NASA and Xwing to develop autonomous flight processes
Xwing have been awarded a contract by NASA to develop safety procedures for autonomous aviation design and operations.
Led by NASA’s System-Wide Safety Project (SWS), the three year contract firstly aims to identify risks and evaluate safety arguments related to runway detection and identification for vision-based landing. Secondly, to evaluate aircraft localisation assurance processes and enhance Global Positioning Systems (GPS).
Xwing will share flight and ground operations data from their operations, representative algorithms, and expertise on the design of the systems. As well as using this information, NASA will also provide information and tools for the evaluation of algorithms and operational data, safety analysis and assessment, safety management systems, and risk analysis and prognostics.
Misty Davies, NASA System-Wide Safety (SWS) project manager said: “NASA focuses its research and technology transfers to have real impact, and this will help NASA understand the real-world challenges that industry is facing. Emerging aviation relies heavily on advanced automation to ensure safety, and Xwing is working to bring novel, safe aviation opportunities to the American public.”
In early 2021, Xwing demonstrated the first fully-automated gate-to-gate operation of a retrofitted Cessna Caravan.
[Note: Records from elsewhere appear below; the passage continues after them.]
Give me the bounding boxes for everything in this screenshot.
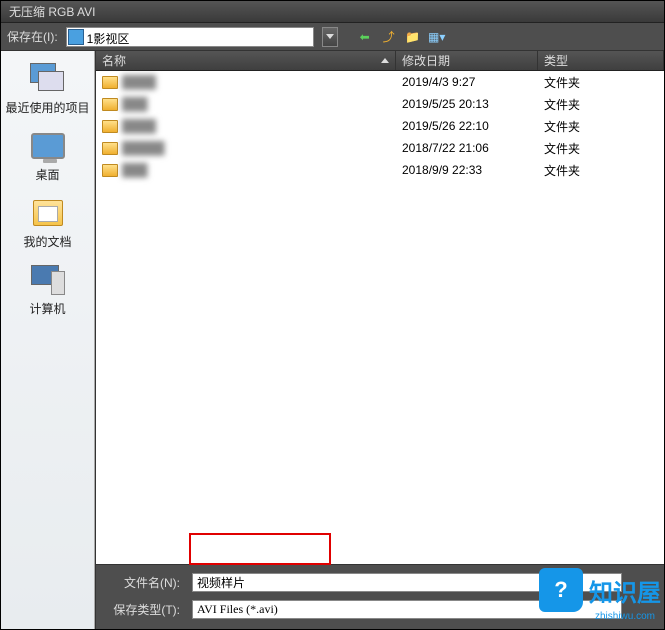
- drive-icon: [68, 29, 84, 45]
- folder-icon: [102, 120, 118, 133]
- column-header-name[interactable]: 名称: [96, 51, 396, 70]
- bottom-panel: 文件名(N): 保存类型(T):: [96, 564, 664, 629]
- folder-icon: [102, 76, 118, 89]
- save-in-label: 保存在(I):: [7, 28, 58, 45]
- sidebar-item-desktop[interactable]: 桌面: [1, 124, 94, 191]
- file-list[interactable]: ████2019/4/3 9:27文件夹 ███2019/5/25 20:13文…: [96, 71, 664, 564]
- recent-icon: [30, 63, 66, 95]
- toolbar: 保存在(I): 1影视区 ⬅ ⤴ 📁 ▦▾: [1, 23, 664, 51]
- window-title: 无压缩 RGB AVI: [9, 3, 95, 20]
- filetype-row: 保存类型(T):: [102, 600, 658, 619]
- view-icon[interactable]: ▦▾: [428, 28, 446, 46]
- up-icon[interactable]: ⤴: [380, 28, 398, 46]
- file-area: 名称 修改日期 类型 ████2019/4/3 9:27文件夹 ███2019/…: [95, 51, 664, 629]
- sort-ascending-icon: [381, 58, 389, 63]
- filetype-label: 保存类型(T):: [102, 601, 180, 618]
- folder-icon: [102, 98, 118, 111]
- toolbar-icons: ⬅ ⤴ 📁 ▦▾: [356, 28, 446, 46]
- column-header-modified[interactable]: 修改日期: [396, 51, 538, 70]
- filename-row: 文件名(N):: [102, 573, 658, 592]
- filename-label: 文件名(N):: [102, 574, 180, 591]
- filename-input[interactable]: [192, 573, 622, 592]
- sidebar-item-recent[interactable]: 最近使用的项目: [1, 57, 94, 124]
- sidebar-item-label: 最近使用的项目: [5, 99, 89, 116]
- table-row[interactable]: ███2019/5/25 20:13文件夹: [96, 93, 664, 115]
- folder-icon: [102, 164, 118, 177]
- computer-icon: [30, 264, 66, 296]
- chevron-down-icon: [326, 34, 334, 39]
- new-folder-icon[interactable]: 📁: [404, 28, 422, 46]
- location-dropdown-button[interactable]: [322, 27, 338, 47]
- table-row[interactable]: ████2019/4/3 9:27文件夹: [96, 71, 664, 93]
- sidebar-item-computer[interactable]: 计算机: [1, 258, 94, 325]
- table-row[interactable]: ████2019/5/26 22:10文件夹: [96, 115, 664, 137]
- column-headers: 名称 修改日期 类型: [96, 51, 664, 71]
- sidebar-item-documents[interactable]: 我的文档: [1, 191, 94, 258]
- documents-icon: [30, 197, 66, 229]
- back-icon[interactable]: ⬅: [356, 28, 374, 46]
- sidebar-item-label: 桌面: [35, 166, 59, 183]
- column-header-type[interactable]: 类型: [538, 51, 664, 70]
- location-combo[interactable]: 1影视区: [66, 27, 314, 47]
- sidebar-item-label: 我的文档: [23, 233, 71, 250]
- folder-icon: [102, 142, 118, 155]
- location-text: 1影视区: [85, 28, 313, 46]
- filetype-combo[interactable]: [192, 600, 622, 619]
- dialog-body: 最近使用的项目 桌面 我的文档 计算机 名称 修改日期 类型 ████2: [1, 51, 664, 629]
- titlebar[interactable]: 无压缩 RGB AVI: [1, 1, 664, 23]
- table-row[interactable]: █████2018/7/22 21:06文件夹: [96, 137, 664, 159]
- table-row[interactable]: ███2018/9/9 22:33文件夹: [96, 159, 664, 181]
- watermark-domain: zhishiwu.com: [595, 611, 655, 622]
- save-dialog: 无压缩 RGB AVI 保存在(I): 1影视区 ⬅ ⤴ 📁 ▦▾ 最近使用的项…: [0, 0, 665, 630]
- sidebar-item-label: 计算机: [29, 300, 65, 317]
- desktop-icon: [30, 130, 66, 162]
- places-sidebar: 最近使用的项目 桌面 我的文档 计算机: [1, 51, 95, 629]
Today, Xwing is also a Part 135 air carrier with unmodified aircraft. A recent fleet expansion means it now operates over 400 weekly flights of cargo operations for UPS.
Jesse Kallman, vice president of Commercialisation & Strategy at Xwing said: “Our team is excited to support this critical work at NASA to ensure autonomous systems are safely able to operate in the NAS. Both the data we provide to NASA and data we receive will enable us each to advance our capabilities and build a more robust safety case for the technology.”